Roderick E. Jackson is a second generation Black Chicagolander and PhD student in the African American Studies Department at UC Berkeley. His doctoral research explores race, class, and gender through an interrogation of the value of Black, male labor within a post-industrial context in peri-urban cities. Focusing on Gary—the former steel capital of the United States in the wake of the Great Recession of 2008—his work investigates how Black working-class men build community within hyper-masculine spaces of socioeconomic marginalization. Roderick is the principal photographer for Black Chicagoland utilizing visual ethnography through a multi-modal approach to thicken our understanding of Black life across the Chicago Metropolitan Area. He has worked as an event photographer for SFMOMA, Mount Holyoke College, and UC Berkeley. Roderick is also a musician, producer, and composer who is part of the Grammy certified production duo Tensei with Chris Kramer.

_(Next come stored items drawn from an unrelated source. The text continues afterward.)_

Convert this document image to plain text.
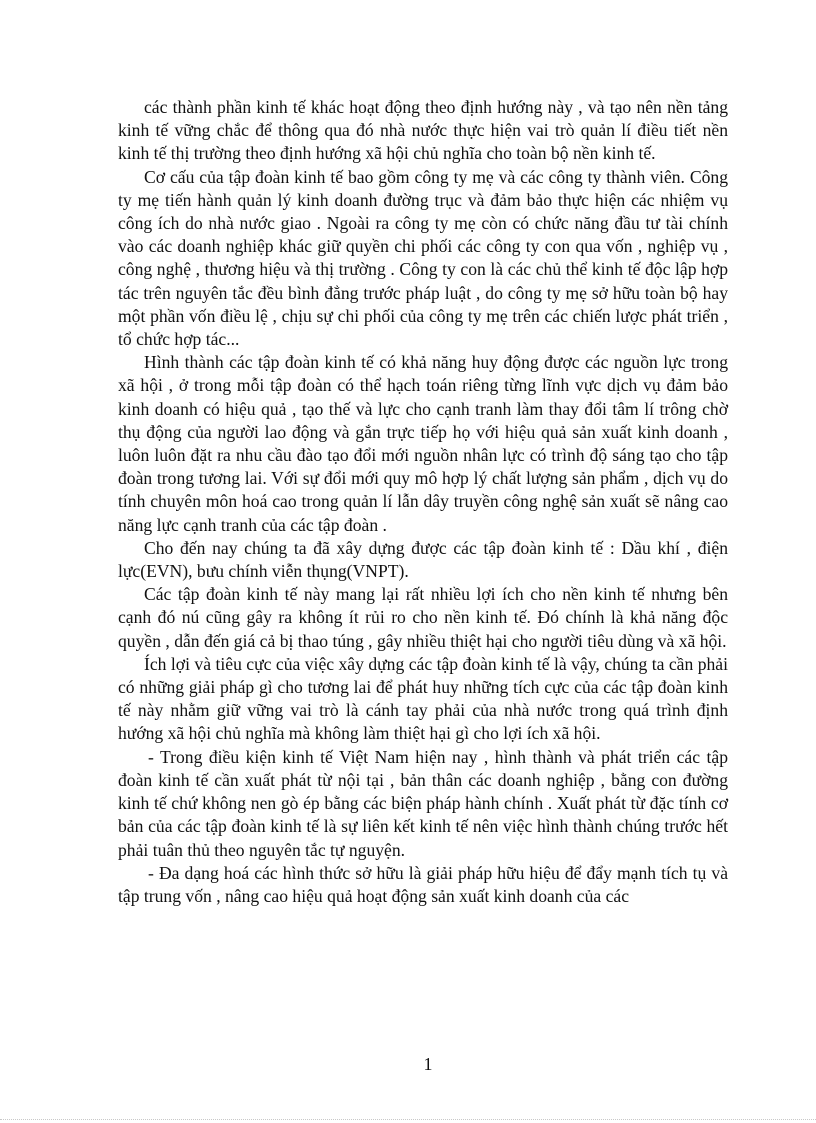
các thành phần kinh tế khác hoạt động theo định hướng này , và tạo nên nền tảng kinh tế vững chắc để thông qua đó nhà nước thực hiện vai trò quản lí điều tiết nền kinh tế thị trường theo định hướng xã hội chủ nghĩa cho toàn bộ nền kinh tế.

Cơ cấu của tập đoàn kinh tế bao gồm công ty mẹ và các công ty thành viên. Công ty mẹ tiến hành quản lý kinh doanh đường trục và đảm bảo thực hiện các nhiệm vụ công ích do nhà nước giao . Ngoài ra công ty mẹ còn có chức năng đầu tư tài chính vào các doanh nghiệp khác giữ quyền chi phối các công ty con qua vốn , nghiệp vụ , công nghệ , thương hiệu và thị trường . Công ty con là các chủ thể kinh tế độc lập hợp tác trên nguyên tắc đều bình đẳng trước pháp luật , do công ty mẹ sở hữu toàn bộ hay một phần vốn điều lệ , chịu sự chi phối của công ty mẹ trên các chiến lược phát triển , tổ chức hợp tác...

Hình thành các tập đoàn kinh tế có khả năng huy động được các nguồn lực trong xã hội , ở trong mỗi tập đoàn có thể hạch toán riêng từng lĩnh vực dịch vụ đảm bảo kinh doanh có hiệu quả , tạo thế và lực cho cạnh tranh làm thay đổi tâm lí trông chờ thụ động của người lao động và gắn trực tiếp họ với hiệu quả sản xuất kinh doanh , luôn luôn đặt ra nhu cầu đào tạo đổi mới nguồn nhân lực có trình độ sáng tạo cho tập đoàn trong tương lai. Với sự đổi mới quy mô hợp lý chất lượng sản phẩm , dịch vụ do tính chuyên môn hoá cao trong quản lí lẫn dây truyền công nghệ sản xuất sẽ nâng cao năng lực cạnh tranh của các tập đoàn .

Cho đến nay chúng ta đã xây dựng được các tập đoàn kinh tế : Dầu khí , điện lực(EVN), bưu chính viễn thụng(VNPT).

Các tập đoàn kinh tế này mang lại rất nhiều lợi ích cho nền kinh tế nhưng bên cạnh đó nú cũng gây ra không ít rủi ro cho nền kinh tế. Đó chính là khả năng độc quyền , dẫn đến giá cả bị thao túng , gây nhiều thiệt hại cho người tiêu dùng và xã hội.

Ích lợi và tiêu cực của việc xây dựng các tập đoàn kinh tế là vậy, chúng ta cần phải có những giải pháp gì cho tương lai để phát huy những tích cực của các tập đoàn kinh tế này nhằm giữ vững vai trò là cánh tay phải của nhà nước trong quá trình định hướng xã hội chủ nghĩa mà không làm thiệt hại gì cho lợi ích xã hội.

- Trong điều kiện kinh tế Việt Nam hiện nay , hình thành và phát triển các tập đoàn kinh tế cần xuất phát từ nội tại , bản thân các doanh nghiệp , bằng con đường kinh tế chứ không nen gò ép bằng các biện pháp hành chính . Xuất phát từ đặc tính cơ bản của các tập đoàn kinh tế là sự liên kết kinh tế nên việc hình thành chúng trước hết phải tuân thủ theo nguyên tắc tự nguyện.

- Đa dạng hoá các hình thức sở hữu là giải pháp hữu hiệu để đẩy mạnh tích tụ và tập trung vốn , nâng cao hiệu quả hoạt động sản xuất kinh doanh của các

1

Tensei has worked with J Ivy, Bilal, Georgia Anne Muldrow, Brandee Younger, and Makaya McCraven and has been featured on television shows South Side on HBO Max and The Blacklist on NBC. Click here to check out Tensei’s music on Spotify. Roderick also produced the Chicago hip hop classic, “Dennehy” by Serengeti and works as a solo producer, writer, and composer with Sony | KPM Music. Roderick graduated cum laude from the University of Massachusetts, Amherst with a bachelor’s degree in Anthropology.